Nella Seconda Stanza - piano intermedio -, a essere protagoniste sono le epifanie materializzate di Roberto Cannata, creature d’apparizione divenuta dura e tridimensionale oggettualità tramite un uso sapiente e personale della tecnica pittorica. Se le avanguardie a cui, per affinità elettiva, possiamo relazionare l’opera di Campanelli, sono le cosiddette “ultime avanguardie”, il territorio d’elezione di Cannata è invece contiguo al mondo affascinante perchè perduto - ma lo può far appunto rivivere l’afflato poetico di una pittura ispirata - delle Avanguardie Storiche. Visivamente colto e ben consapevole della linfa vitale che viene all’artista dall’esercizio della cultura, Cannata si muove tra significanti post cubisti e surrealisti, trasmutando gli apporti dei maestri del Novecento nel materiale inventivo in sommovimento nel proprio crogiuolo alchemico. Ne nascono poetiche metamorfosi, esseri che inseguono un metaforico riscatto da una coatta condizione d’alienati, triste asservimento generato dal mondo contemporaneo.

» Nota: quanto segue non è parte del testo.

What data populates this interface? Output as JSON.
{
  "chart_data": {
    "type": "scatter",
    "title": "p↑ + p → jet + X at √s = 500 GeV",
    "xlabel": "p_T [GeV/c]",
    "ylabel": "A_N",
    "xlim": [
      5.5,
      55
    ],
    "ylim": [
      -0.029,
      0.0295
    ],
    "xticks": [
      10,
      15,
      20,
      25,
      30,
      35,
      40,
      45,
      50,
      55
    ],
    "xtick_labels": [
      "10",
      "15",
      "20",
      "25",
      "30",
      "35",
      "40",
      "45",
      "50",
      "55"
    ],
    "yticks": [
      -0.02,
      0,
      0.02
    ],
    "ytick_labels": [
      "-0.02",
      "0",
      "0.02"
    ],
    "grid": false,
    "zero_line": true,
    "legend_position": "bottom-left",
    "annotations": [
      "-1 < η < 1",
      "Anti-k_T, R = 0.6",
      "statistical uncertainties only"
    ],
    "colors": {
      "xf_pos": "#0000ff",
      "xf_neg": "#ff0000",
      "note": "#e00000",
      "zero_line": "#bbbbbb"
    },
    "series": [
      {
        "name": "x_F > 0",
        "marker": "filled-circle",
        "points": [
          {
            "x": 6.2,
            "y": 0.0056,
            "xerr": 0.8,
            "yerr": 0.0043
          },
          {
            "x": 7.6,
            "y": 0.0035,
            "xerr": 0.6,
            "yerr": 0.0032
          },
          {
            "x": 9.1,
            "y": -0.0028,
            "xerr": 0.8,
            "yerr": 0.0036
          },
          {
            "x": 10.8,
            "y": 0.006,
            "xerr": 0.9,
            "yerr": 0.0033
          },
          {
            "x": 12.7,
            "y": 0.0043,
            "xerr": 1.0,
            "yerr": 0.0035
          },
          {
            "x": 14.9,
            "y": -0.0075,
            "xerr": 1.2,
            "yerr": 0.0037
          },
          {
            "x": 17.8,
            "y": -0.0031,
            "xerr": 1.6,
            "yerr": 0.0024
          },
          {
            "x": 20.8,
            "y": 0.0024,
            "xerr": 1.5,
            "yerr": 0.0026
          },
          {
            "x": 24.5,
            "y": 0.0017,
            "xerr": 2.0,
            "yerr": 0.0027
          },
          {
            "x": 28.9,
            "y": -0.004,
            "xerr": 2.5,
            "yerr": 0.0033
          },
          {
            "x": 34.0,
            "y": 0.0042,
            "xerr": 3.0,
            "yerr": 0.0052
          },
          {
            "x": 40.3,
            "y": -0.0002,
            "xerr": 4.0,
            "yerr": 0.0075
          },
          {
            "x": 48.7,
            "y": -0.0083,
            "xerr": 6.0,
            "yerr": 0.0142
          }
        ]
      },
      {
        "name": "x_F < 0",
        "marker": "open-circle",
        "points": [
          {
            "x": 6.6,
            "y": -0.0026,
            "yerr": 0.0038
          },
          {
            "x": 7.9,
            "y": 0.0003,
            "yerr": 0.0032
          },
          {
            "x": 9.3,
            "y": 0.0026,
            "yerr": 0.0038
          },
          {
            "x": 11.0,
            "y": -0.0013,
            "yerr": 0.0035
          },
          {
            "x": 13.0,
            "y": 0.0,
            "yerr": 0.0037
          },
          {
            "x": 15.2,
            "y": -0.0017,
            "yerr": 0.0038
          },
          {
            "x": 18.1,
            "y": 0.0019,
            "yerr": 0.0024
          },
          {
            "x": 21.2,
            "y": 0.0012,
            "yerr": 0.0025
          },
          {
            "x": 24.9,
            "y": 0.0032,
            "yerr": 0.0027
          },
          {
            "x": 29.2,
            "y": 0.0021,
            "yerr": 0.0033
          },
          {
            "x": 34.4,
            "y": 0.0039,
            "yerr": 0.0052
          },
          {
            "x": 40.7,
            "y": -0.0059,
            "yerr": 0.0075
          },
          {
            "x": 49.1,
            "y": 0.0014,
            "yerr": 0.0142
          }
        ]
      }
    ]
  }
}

Nella Terza Stanza, all’ultimo piano, ossa desideranti si connettono schioccando; l’autore Paolo Loschi, tendenzialmente il più elitario dei tre protagonisti di questa mostra, che qui presenta la serie “B-Bones”: macchine segniche de-costruite intorno ai perni di strutture concettuali forti, con una qualche affinità – l’ironia, in primis - con le “macchine celibi” duchampiane. Assai diverso il ciclo pittorico antecedente a “B-Bones” : in “Angel de tierra” (2006) Loschi aveva presentato una galleria di parvenze angeliche, angeli caduti emulando l’ “Angelos Satanas”; presenze epifaniche affioranti in nervose, sconnesse tracce dalle cromie dei loro Averni. Le tele della serie “B-Bones” sono da intendersi invece come una serie di “lastre”, di radiografie di una fisiologia dell’anima. In “Angel de tierra” e in altre opere antecedenti, la ricerca dell’artista si estrinsecava in significanti dall’aura oscura e luciferina, carichi di tutta la lacerante inquietudine del contemporaneo, attraversati da brividi erotici e imbevuti di mercuri perversi. Qui Loschi, che nel frattempo è entrato in un’altra fase del suo percorso artistico, adotta, anche stilisticamente, una tipologia di mutamento per mostrare appunto i “frames” di un mutamento interiore netto, risoluto, un nuovo stato da cui non si torna indietro.